September: Remember to ‘take a deep breath and use words’

‘Take a deep breath and use words’ is an actual quote I heard from a preschool teacher who was dealing with a particularly hysterical two-year old at the daycare where my son went. I think that ‘take a deep breath and use words’ is enlightened thinking and wise counsel. There is too much uncooperative and passive-aggressive behaviour in today’s workplace. So this September, when you encounter someone acting like a two-year old in the workplace, see their behavior for what it is. Don’t react with equal and opposite aggression in the moment. Take that deep breath, and when the time is right, ask them if everything is okay. Because if their actions are particularly bad, there is a chance that things that have nothing to do with your work and they are not okay.

 

October: Have a Vision and Communicate it Relentlessly.
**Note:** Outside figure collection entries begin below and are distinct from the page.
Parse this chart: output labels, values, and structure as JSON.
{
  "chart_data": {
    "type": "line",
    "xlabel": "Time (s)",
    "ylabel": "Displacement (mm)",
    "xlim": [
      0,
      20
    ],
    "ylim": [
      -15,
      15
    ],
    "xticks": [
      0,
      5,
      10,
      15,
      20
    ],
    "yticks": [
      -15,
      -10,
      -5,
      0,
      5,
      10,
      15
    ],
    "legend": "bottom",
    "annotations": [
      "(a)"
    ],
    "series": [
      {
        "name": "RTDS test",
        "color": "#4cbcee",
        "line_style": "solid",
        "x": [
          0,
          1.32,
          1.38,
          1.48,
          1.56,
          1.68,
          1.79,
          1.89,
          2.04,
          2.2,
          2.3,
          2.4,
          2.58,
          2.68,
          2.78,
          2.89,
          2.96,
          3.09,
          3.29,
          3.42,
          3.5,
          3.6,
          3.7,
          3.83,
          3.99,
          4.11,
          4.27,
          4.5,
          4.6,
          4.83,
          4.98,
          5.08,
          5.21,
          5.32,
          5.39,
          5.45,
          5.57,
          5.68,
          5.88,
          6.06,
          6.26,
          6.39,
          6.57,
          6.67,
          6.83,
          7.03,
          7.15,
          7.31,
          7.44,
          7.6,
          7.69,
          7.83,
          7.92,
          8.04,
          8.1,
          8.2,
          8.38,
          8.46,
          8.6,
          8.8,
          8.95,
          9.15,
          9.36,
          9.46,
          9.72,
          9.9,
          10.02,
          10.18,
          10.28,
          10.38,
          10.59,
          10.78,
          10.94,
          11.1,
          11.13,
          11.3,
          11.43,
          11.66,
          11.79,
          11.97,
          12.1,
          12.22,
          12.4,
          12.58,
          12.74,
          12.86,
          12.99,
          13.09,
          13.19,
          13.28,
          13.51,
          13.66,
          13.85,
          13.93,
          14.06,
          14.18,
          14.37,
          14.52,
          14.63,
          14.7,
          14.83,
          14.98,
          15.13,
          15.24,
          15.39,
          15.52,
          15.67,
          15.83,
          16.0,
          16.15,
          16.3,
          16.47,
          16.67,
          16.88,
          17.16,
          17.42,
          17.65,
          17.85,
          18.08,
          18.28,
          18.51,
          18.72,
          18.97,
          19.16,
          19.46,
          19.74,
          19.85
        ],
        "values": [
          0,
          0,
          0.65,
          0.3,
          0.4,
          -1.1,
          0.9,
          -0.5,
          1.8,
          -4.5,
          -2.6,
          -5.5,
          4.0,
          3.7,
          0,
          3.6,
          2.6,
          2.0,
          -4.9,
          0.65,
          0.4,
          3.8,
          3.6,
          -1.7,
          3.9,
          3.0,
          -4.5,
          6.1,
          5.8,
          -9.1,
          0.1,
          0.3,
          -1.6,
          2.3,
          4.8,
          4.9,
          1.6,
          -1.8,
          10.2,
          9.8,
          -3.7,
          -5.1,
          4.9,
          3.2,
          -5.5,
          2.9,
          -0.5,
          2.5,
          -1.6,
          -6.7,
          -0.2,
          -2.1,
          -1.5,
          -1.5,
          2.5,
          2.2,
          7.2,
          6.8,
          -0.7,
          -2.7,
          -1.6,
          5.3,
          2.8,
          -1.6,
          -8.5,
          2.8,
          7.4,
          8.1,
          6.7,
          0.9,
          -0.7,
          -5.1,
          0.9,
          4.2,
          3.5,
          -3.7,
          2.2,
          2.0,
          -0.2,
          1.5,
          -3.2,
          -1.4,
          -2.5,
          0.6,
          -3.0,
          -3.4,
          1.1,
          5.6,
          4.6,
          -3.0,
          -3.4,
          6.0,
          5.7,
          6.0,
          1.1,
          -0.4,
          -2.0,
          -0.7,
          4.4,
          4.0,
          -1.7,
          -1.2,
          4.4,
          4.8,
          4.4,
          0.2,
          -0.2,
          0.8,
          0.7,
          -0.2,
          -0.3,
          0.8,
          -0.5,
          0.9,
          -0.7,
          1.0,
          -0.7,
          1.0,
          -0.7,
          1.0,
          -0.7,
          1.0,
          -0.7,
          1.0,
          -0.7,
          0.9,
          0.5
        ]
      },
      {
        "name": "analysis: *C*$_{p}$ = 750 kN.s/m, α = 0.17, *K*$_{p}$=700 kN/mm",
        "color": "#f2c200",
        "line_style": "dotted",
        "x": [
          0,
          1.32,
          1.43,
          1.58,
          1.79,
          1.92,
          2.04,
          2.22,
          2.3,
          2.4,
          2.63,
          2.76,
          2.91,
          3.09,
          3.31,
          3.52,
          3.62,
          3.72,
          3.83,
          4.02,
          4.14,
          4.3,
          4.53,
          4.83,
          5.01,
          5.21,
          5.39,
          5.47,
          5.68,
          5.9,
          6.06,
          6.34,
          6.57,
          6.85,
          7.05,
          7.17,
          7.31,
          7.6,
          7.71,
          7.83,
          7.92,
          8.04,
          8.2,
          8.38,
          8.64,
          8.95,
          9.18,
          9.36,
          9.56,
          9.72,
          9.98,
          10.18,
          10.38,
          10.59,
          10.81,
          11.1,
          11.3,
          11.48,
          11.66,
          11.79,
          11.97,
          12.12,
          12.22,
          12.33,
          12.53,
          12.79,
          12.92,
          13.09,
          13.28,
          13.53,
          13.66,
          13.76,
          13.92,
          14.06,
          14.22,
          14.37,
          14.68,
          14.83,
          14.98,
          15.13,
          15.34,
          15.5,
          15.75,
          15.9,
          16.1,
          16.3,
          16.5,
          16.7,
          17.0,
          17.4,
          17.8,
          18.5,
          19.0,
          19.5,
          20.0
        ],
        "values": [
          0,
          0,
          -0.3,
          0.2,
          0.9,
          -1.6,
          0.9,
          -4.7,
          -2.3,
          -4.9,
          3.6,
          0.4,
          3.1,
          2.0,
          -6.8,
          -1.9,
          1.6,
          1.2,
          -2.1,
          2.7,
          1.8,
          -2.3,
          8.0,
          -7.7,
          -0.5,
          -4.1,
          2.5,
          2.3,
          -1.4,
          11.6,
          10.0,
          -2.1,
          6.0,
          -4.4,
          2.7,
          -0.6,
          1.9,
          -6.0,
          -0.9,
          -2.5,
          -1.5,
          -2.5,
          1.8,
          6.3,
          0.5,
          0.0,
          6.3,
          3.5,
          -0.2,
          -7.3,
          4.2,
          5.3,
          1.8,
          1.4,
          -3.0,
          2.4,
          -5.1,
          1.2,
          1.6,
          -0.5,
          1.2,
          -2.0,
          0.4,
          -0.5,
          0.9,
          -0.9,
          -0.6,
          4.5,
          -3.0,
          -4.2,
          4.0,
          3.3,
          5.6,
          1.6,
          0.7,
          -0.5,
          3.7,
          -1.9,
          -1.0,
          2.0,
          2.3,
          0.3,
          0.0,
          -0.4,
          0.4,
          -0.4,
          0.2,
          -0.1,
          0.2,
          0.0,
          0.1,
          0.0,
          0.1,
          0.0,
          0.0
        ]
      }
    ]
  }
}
When change is going to happen in a preschool – such as a kid moving from one room to another – the teachers build anticipation, talk about how awesome it is going to be, and create a sense of excitement around what’s to come. And they use the same themes, ideas, and words time after time. As teachers – they get bored of the same message. But each new kid is hearing it for the first time. So have an exciting and galvanizing vision for the future you and your organization are trying to create – and this October start to communicate that vision relentlessly. It might feel like ‘Ground Hog Day’ from your perspective – repeating the same thing over and over again – but it is new and fresh and requires repetition for your audience.

 

November: Remember that the Shortest Distance Between Point A and Point B, Isn’t Necessarily a Straight Line

As parents of little kids can attest, rarely can you get kids dressed, fed, into winter clothes, bags packed, and out the door into properly-installed car seats without something going wrong or taking you off track. Such a process is rarely straightforward or military in its precision. You need to build in time for unexpected diaper changes or spills on clean clothes, let alone some kid throwing up on the floor just as you are about to get them out the door. The same principle applies to project management. So in November, remember to build in time for unexpected complications, time to consult and create buy-in, and time for opportunities that might present themselves along the way. Feeling or being rushed rarely works, and certainly makes the journey a lot harder.

 

December: Be a Superhero

When one of our kids used to put on his superhero cape, his physical posture improved, his language skills changed, and you could tell that there was no good deed that he felt he could not accomplish. If a cheap piece of felt can have that kind of an impact on a three year-old, then why can’t the rest of us simply remember that we too can be superheroes? And this isn’t about major achievements – it is about doing those little things every day that add up to having a huge impact. So in December, be a superhero. And deliver on the promise of who you could become.